Contratto di locazione – Clausola penale – Tassazione autonoma – Orientamenti giurisprudenziali

L’applicazione dell’imposta di registro alla clausola che prevede, in caso di mancato o ritardato pagamento dei canoni, il pagamento di un importo a titolo di interessi moratori maggiorato rispetto a quello derivante dall’applicazione del tasso legale, è oggetto di decisioni contrastanti.
Per la giurisprudenza maggioritaria, una pattuizione come quella descritta configura una clausola penale, che produce effetti ulteriori rispetto a quelli derivanti dal contratto; di conseguenza, essa integra una disposizione autonomamente tassabile ai sensi dell’art. 21 del DPR 131/86 (C.T. Prov. Pavia n. 66/1/18 e C.T. Prov. Milano n. 618/1/2019).
Secondo questa interpretazione, il patto è soggetto alla disciplina prevista per gli atti sottoposti a condizione sospensiva (art. 27 del DPR 131/86): si applica il registro prima in misura fissa (pari a 200 euro) e poi, se l’inadempimento si verifica, in misura pari al 3% (ex art. 9 della Tariffa, parte I, allegata al DPR 131/86) al netto dell’imposta di 200 euro versata all’atto della registrazione.
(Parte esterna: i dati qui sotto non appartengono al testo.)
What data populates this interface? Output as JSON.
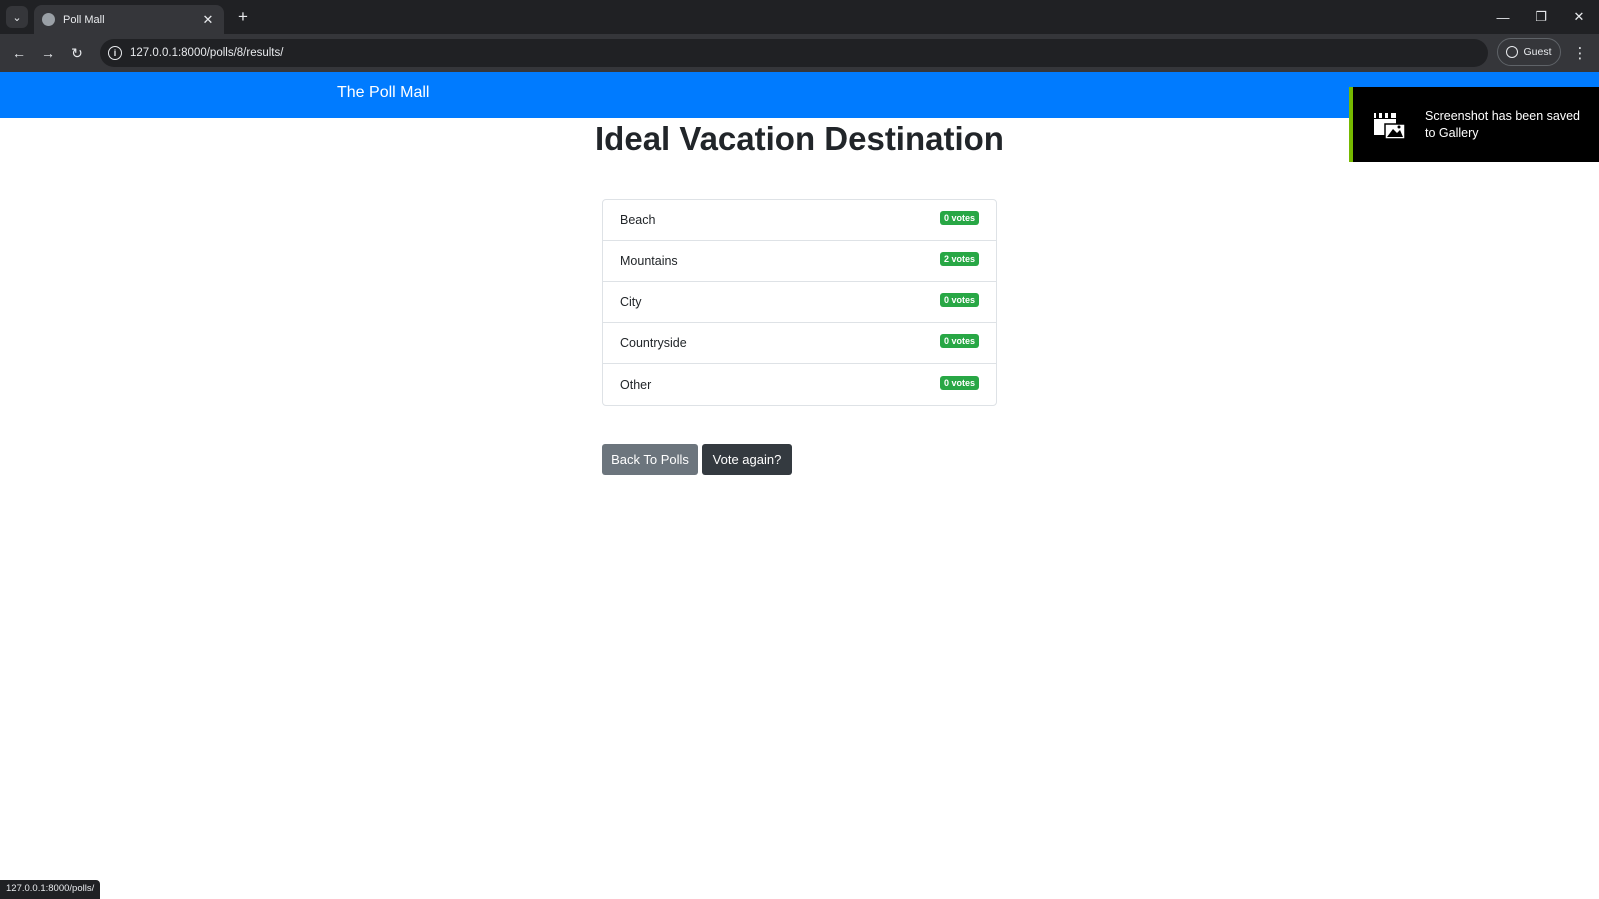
{
  "browser": {
    "tab_title": "Poll Mall",
    "url": "127.0.0.1:8000/polls/8/results/",
    "profile_label": "Guest",
    "status_url": "127.0.0.1:8000/polls/"
  },
  "navbar": {
    "brand": "The Poll Mall"
  },
  "poll": {
    "title": "Ideal Vacation Destination",
    "choices": [
      {
        "label": "Beach",
        "votes": "0 votes"
      },
      {
        "label": "Mountains",
        "votes": "2 votes"
      },
      {
        "label": "City",
        "votes": "0 votes"
      },
      {
        "label": "Countryside",
        "votes": "0 votes"
      },
      {
        "label": "Other",
        "votes": "0 votes"
      }
    ]
  },
  "actions": {
    "back_label": "Back To Polls",
    "vote_again_label": "Vote again?"
  },
  "toast": {
    "message": "Screenshot has been saved to Gallery"
  },
  "colors": {
    "navbar": "#007bff",
    "badge": "#28a745",
    "back_button": "#6c757d",
    "vote_button": "#343a40",
    "toast_accent": "#76b900"
  }
}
Secondo un’altra tesi, le singole obbligazioni che trovano fonte nel contratto non costituiscono atto autonomo e, di conseguenza, non sono tassabili autonomamente. Un patto che prevede un interesse di mora pari al tasso legale maggiorato di due punti, infatti, non costituirebbe una penale in senso tecnico-giuridico, ma deriverebbe direttamente dall’obbligazione di pagamento del canone (C.T. Prov. Milano n. 894/10/19).